Listen, I’m no cheese hater. Quite the opposite… I love cheese. I love cheese on crackers, with wine, on burgers, in omelettes, melted, not melted, shredded, cubed with toothpick extrusions, even that cheap powder-based nacho cheese stuff is absolutely 100% delicious. But listen up, Extra Cheesers of the world. Come in here real close so Uncle Rod can whisper a nice little secret in your ear. Ready? Okay, good. THE PIZZA ALREADY COMES WITH CHEESE!!! AT NO EXTRA CHARGE!!! JUST LOOK AT ALL THE WONDERFUL CHEESE! THEY CAN’T GIVE YOU ENOUGH!!!

“But Rod, I really really just love cheese!” Okay, fine. You’re a cheese addict and don’t mind using up a precious topping and paying for even more cheese. Well, I hate to break it to you, but here are three additional harsh realities:

  1. Do you really think whoever is making your pizza is taking the time to measure out the “general” cheese versus the “extra” cheese? I’ve observed my fair share of pizzas being prepped, whether it be craning my neck at Dominoes or Little Caesars to get a good view of the kitchen, or taking a “behind the scenes” tour of my local Pizza Hut. (Is this still a thing? I remember being given a tour as a kid maybe as a school thing or a youth baseball thing… one of the highlights of my life.)  But back to the point: this cheese thing isn’t exactly an exact science. I don’t recall ever seeing a measuring cup in any of these pizza kitchens. In fact, I recall an extremely hectic scene involving teenage workers haphazardly scattering cheese across a crust via their hands. The whole cheese distribution thing took about half a second. Do you really think these workers are going back to the cheese bin an extra two or three times to assure you’re actually getting extra cheese? Oh, they are? You think so? Well…
  2. Then prove it!  Maybe there are people who have taken the time to measure a non-extra-cheese pie versus an extra-cheese pie, plunging a ruler deep into the abyss of cheese and recording the findings. I’ve never seen it done, though. Even worse: I don’t think the Extra Cheesers are even inspecting their bounty for any sort of quality assurance. They open the box, see cheese, and dive right in. But as we’ve already established, there’s going to be some cheese no matter what!!  Here’s the bottom line: If I order pepperoni, open the box, and don’t see numerous red round meat objects adorning the pizza, I know there is a major problem. It’s a pretty easy double check. Not so with extra cheese, my friends, although I’ll reveal a ground-breaking suggestion at the end of this essay.
  3. Can you REALLY taste the difference anyway? Extra Cheesers of the world, if you’re starting to question the validity of your topping strategy at this point, I think it’s worth asking the hard question. Can you really stand up before me, Rod Budget, and say, “Yes, I’ve had standard cheesed pizza, and I’ve had extra cheesed pizza… there is a clear and distinct difference between the two.”  Maybe you can, but I have my doubts. You know what I don’t doubt, though? I’ve had a pepperoni pizza and a non-pepperoni pizza, and I can say with certainty that there is a clear and distinct difference between the two.

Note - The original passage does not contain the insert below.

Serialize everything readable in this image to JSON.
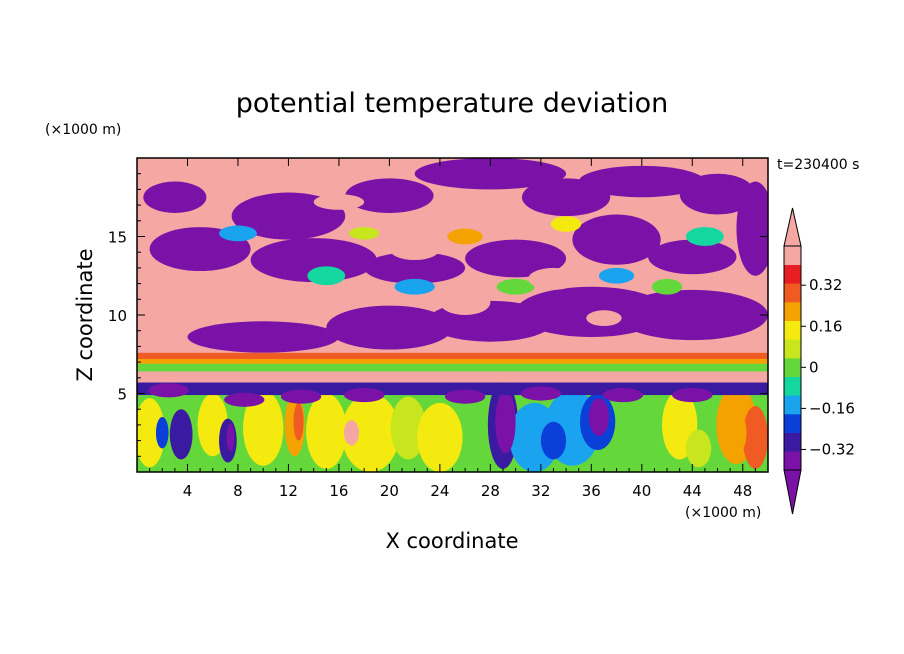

One thing I want to make clear: my anti-extra-cheese stance does NOT apply to ordering a different KIND of cheese on a pizza. If you want to order cheddar as a topping, or a 5-cheese specialty blend, that’s perfectly acceptable. Even Mr. Budget enjoys a nice cheese blend from time-to-time.

The Rod Budget proposed scientific experiment solution hypothesis buster:

  1. Order a large pizza from your favorite local establishment
  2. Get one half “plain” and the other half “extra cheese”
  3. Observe the pizza. Measure pizza quantity and depth on each side

Can you identify the extra cheesy side? Take pictures! Let’s see! Prove me wrong!  I’ll likely be conducting this experiment myself in the near future.